Although prior art head shields, such as the shield 116A shown in FIG. 4 do a good job of conducting heat away from the tubing 102 and evenly distributing it to the underside of a wooden floor, it has the problem of being somewhat difficult to install, as will be explained with regard to FIGS. 5A-5F. These figures illustrate the steps normally used to install such a heat shield and its associated tubing. FIG. 5A shows a cross section of a portion of a wooden floor, with two floor joists 124, a first layer of wooden flooring 140, which is normally comprised of three quarter inch plywood. On top of it is placed a layer of hardwood flooring 142, which is usually approximately three quarters of an inch thick.

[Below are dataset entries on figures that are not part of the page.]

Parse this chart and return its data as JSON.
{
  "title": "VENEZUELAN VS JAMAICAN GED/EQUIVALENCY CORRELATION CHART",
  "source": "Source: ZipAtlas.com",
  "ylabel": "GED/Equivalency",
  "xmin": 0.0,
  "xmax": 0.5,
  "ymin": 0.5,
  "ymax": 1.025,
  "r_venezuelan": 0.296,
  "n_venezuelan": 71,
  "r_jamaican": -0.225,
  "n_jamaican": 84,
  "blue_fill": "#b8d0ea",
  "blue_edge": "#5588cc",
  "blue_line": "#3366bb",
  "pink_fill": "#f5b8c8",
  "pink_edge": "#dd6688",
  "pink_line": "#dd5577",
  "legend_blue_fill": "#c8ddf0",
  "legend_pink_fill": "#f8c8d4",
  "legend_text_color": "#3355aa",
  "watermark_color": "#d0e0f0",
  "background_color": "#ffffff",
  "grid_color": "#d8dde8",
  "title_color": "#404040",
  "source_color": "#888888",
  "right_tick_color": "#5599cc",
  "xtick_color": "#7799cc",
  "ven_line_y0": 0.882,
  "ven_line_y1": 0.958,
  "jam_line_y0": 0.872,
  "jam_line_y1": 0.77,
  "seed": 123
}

The individual pieces of the hardwood flooring are held in place with nails 144, which are normally two inches long. These nails are normally driven into the sides of the pieces of hardwood so they will not show once the hardwood floor is complete. As a result, these nails normally stick out from the bottom of the first layer of flooring 140 by roughly three quarters of an inch.

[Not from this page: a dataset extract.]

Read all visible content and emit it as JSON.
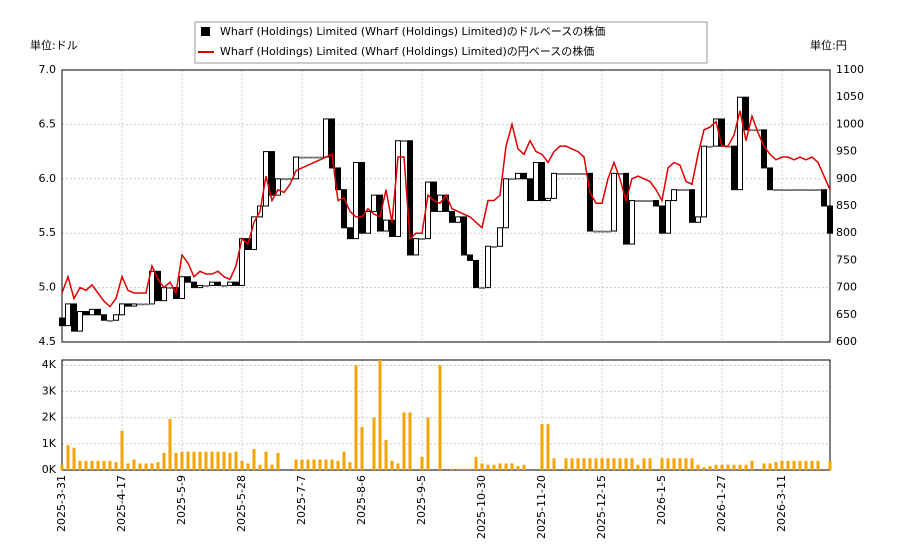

Since these nails stick down through the bottom of the first layer of flooring by so much, the heat shield and its accompanying tubing can not be put in place before the hardwood floor is put down, or else the nails might puncture the tubing and ruin the thermal heating system. Instead the heat shield is not installed until the hardwood floor has been nailed down, as shown in FIG. 5A and then the portions of the nails 144 which stick down from the bottom of the first layer of flooring have been cut off, as shown in FIG. 5B. Once this has been done the heat shield and tubing can be installed. This is done by installing the tubing 102 between the joists 124 so that a long enough loop of it hangs down between the joists to fill the two grooves of the heat shield 116A, as is shown in FIG. 5C. Then the tubing is placed into the grooves of the heat shield, as is shown in FIG. 5D. Then the heat shield with the tubing contained in its grooves is nailed or stapled up to the underside of the first layer of flooring, as shown in FIG. 5E. Once this is done, thermal insulation 126 can be installed between the floor joists under the heat shield, and then a ceiling, such as the ceiling comprised a layer of plasterboard 146 covered with a skim coat of plaster 148, can be placed under the floor joists.
The prior art heat shield 116A and the method of installing it under hardwood floors has several disadvantages.

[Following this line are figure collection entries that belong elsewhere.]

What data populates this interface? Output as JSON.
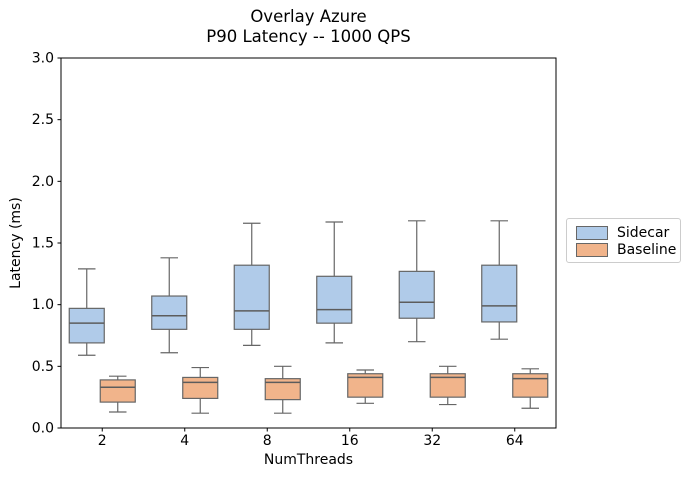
{
  "chart_data": {
    "type": "boxplot",
    "title_line1": "Overlay Azure",
    "title_line2": "P90 Latency -- 1000 QPS",
    "xlabel": "NumThreads",
    "ylabel": "Latency (ms)",
    "ylim": [
      0.0,
      3.0
    ],
    "ytick_labels": [
      "0.0",
      "0.5",
      "1.0",
      "1.5",
      "2.0",
      "2.5",
      "3.0"
    ],
    "categories": [
      "2",
      "4",
      "8",
      "16",
      "32",
      "64"
    ],
    "grid": false,
    "legend_position": "outside-center-right",
    "colors": {
      "spine": "#000000",
      "box_edge": "#666666",
      "median": "#5c5c5c",
      "sidecar_fill": "#b0cbe9",
      "baseline_fill": "#f1b48b",
      "legend_border": "#cccccc"
    },
    "series": [
      {
        "name": "Sidecar",
        "fill": "#b0cbe9",
        "boxes": [
          {
            "whislo": 0.59,
            "q1": 0.69,
            "med": 0.85,
            "q3": 0.97,
            "whishi": 1.29
          },
          {
            "whislo": 0.61,
            "q1": 0.8,
            "med": 0.91,
            "q3": 1.07,
            "whishi": 1.38
          },
          {
            "whislo": 0.67,
            "q1": 0.8,
            "med": 0.95,
            "q3": 1.32,
            "whishi": 1.66
          },
          {
            "whislo": 0.69,
            "q1": 0.85,
            "med": 0.96,
            "q3": 1.23,
            "whishi": 1.67
          },
          {
            "whislo": 0.7,
            "q1": 0.89,
            "med": 1.02,
            "q3": 1.27,
            "whishi": 1.68
          },
          {
            "whislo": 0.72,
            "q1": 0.86,
            "med": 0.99,
            "q3": 1.32,
            "whishi": 1.68
          }
        ]
      },
      {
        "name": "Baseline",
        "fill": "#f1b48b",
        "boxes": [
          {
            "whislo": 0.13,
            "q1": 0.21,
            "med": 0.33,
            "q3": 0.39,
            "whishi": 0.42
          },
          {
            "whislo": 0.12,
            "q1": 0.24,
            "med": 0.37,
            "q3": 0.41,
            "whishi": 0.49
          },
          {
            "whislo": 0.12,
            "q1": 0.23,
            "med": 0.37,
            "q3": 0.4,
            "whishi": 0.5
          },
          {
            "whislo": 0.2,
            "q1": 0.25,
            "med": 0.41,
            "q3": 0.44,
            "whishi": 0.47
          },
          {
            "whislo": 0.19,
            "q1": 0.25,
            "med": 0.41,
            "q3": 0.44,
            "whishi": 0.5
          },
          {
            "whislo": 0.16,
            "q1": 0.25,
            "med": 0.4,
            "q3": 0.44,
            "whishi": 0.48
          }
        ]
      }
    ]
  }
}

First, it requires the portions of the nails used to hold the hardwood flooring which stick down from the underside of the first layer of flooring to be clipped so the heat shield can be placed in contact with, or in close proximity to, the underside of that floor. Since it is usually difficult to clip all portions of the nails which stick down, this means the heat shield does not normally make as good a contact with the underside of the flooring as is desired.
Second, installing the tubing 102 in the grooves on the top side of the heat shield, as is shown in FIG. 5D, while the tubing is hanging down from holes in the joists and the heat shield is being held up in the air is less easy than could be desired.
Third, having to perform the plaster skim coating of ceiling below a floor after hardwood has been placed upon it has problems, since it is normally preferably to perform all major plastering in a construction project before hardwood floors are put down, because the spattering and moisture associated with plastering can be harmful to hardwood's finish.